Comme ses concurrents, l’Inde lorgne sur les ressources lunaires, notamment son hélium-3. La quête de prestige est également importante dans la démonstration de puissance qui oppose New Delhi à Pékin. La démonstration de force de l’Inde, qui a fait exploser l’un de ses satellites fin mars – multipliant au passage le nombre de débris spatiaux potentiellement mortels pour les astronautes – donne un aperçu de l’ambiance.

Japon, Israël, les milliardaires et les autres…

Le prestige de toucher la Lune s’accommode de quelques compromis. Certaines nations n’ayant pas les capacités de mener seules leurs ambitions jusqu’à la Lune tentent ainsi de l’atteindre avec l’aide de plus gros partenaires. La sonde israélienne Beresheet, de l’entreprise SpaceIL, devrait ainsi se poser sur la Lune dès le 11 avril. Même si elle a bénéficié de la technologie de SpaceX lors de son lancement, la sonde devrait faire la fierté d’Israël qui rejoindra le petit club des pays ayant touché notre satellite.

Le Japon, puissance spatiale confirmée, entend quant à lui poser à son tour un homme sur la Lune. La Jaxa, l’agence spatiale nippone, n’ayant pas les moyens de mener à bien une telle mission, le premier Japonais sur la Lune pourrait alunir dans le cadre d’une mission internationale dans les années 2030.

Les grandes compagnies du « new space » lorgnent elles aussi sur le pouvoir attractif de la Lune. SpaceX a officialisé son premier touriste lunaire, qui a payé un ticket pour faire le tour de la Lune en orbite en 2023. Mais l’entreprise spatiale d’Elon Musk pourrait même être au tout premier plan de la course à la Lune, la Nasa ayant laissé entendre que la fusée Falcon Heavy du milliardaire pourrait finalement être choisie pour transporter les astronautes américains sur la Lune en 2024, d’après Ars Technica.

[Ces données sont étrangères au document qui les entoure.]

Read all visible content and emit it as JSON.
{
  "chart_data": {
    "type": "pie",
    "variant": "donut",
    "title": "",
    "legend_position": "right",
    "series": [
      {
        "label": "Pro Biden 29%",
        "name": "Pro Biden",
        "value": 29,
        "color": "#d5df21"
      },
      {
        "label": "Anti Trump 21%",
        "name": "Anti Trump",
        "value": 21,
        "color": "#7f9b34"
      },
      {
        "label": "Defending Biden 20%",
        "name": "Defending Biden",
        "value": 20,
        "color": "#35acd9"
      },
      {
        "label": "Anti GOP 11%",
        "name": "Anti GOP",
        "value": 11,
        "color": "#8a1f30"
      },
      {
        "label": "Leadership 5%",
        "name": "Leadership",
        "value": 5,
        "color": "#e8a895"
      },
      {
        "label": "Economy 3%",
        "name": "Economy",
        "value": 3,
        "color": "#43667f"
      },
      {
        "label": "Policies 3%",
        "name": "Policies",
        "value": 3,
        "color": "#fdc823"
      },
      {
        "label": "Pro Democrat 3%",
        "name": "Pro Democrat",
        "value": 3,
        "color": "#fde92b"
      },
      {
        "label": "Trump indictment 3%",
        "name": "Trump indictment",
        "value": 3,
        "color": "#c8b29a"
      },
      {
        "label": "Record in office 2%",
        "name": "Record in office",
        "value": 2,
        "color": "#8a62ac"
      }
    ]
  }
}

De quoi piquer au vif son alter ego, l’autre milliardaire Jeff Bezos qui, dès mai 2018 annonçait son ambition de coloniser la Lune. L’homme le plus riche du monde se dit très intéressé par le projet de « village lunaire » défendu par l’ESA, mais son entreprise Blue Origin est prête à relever le défi en solo (pour sauver l’humanité en exploitant la Lune plutôt que la Terre) en baptisant une colonie sélénite d’ici une centaine d’années, assure-t-il. Si tout le monde tient ses promesses, il a peu de chances de se sentir seul.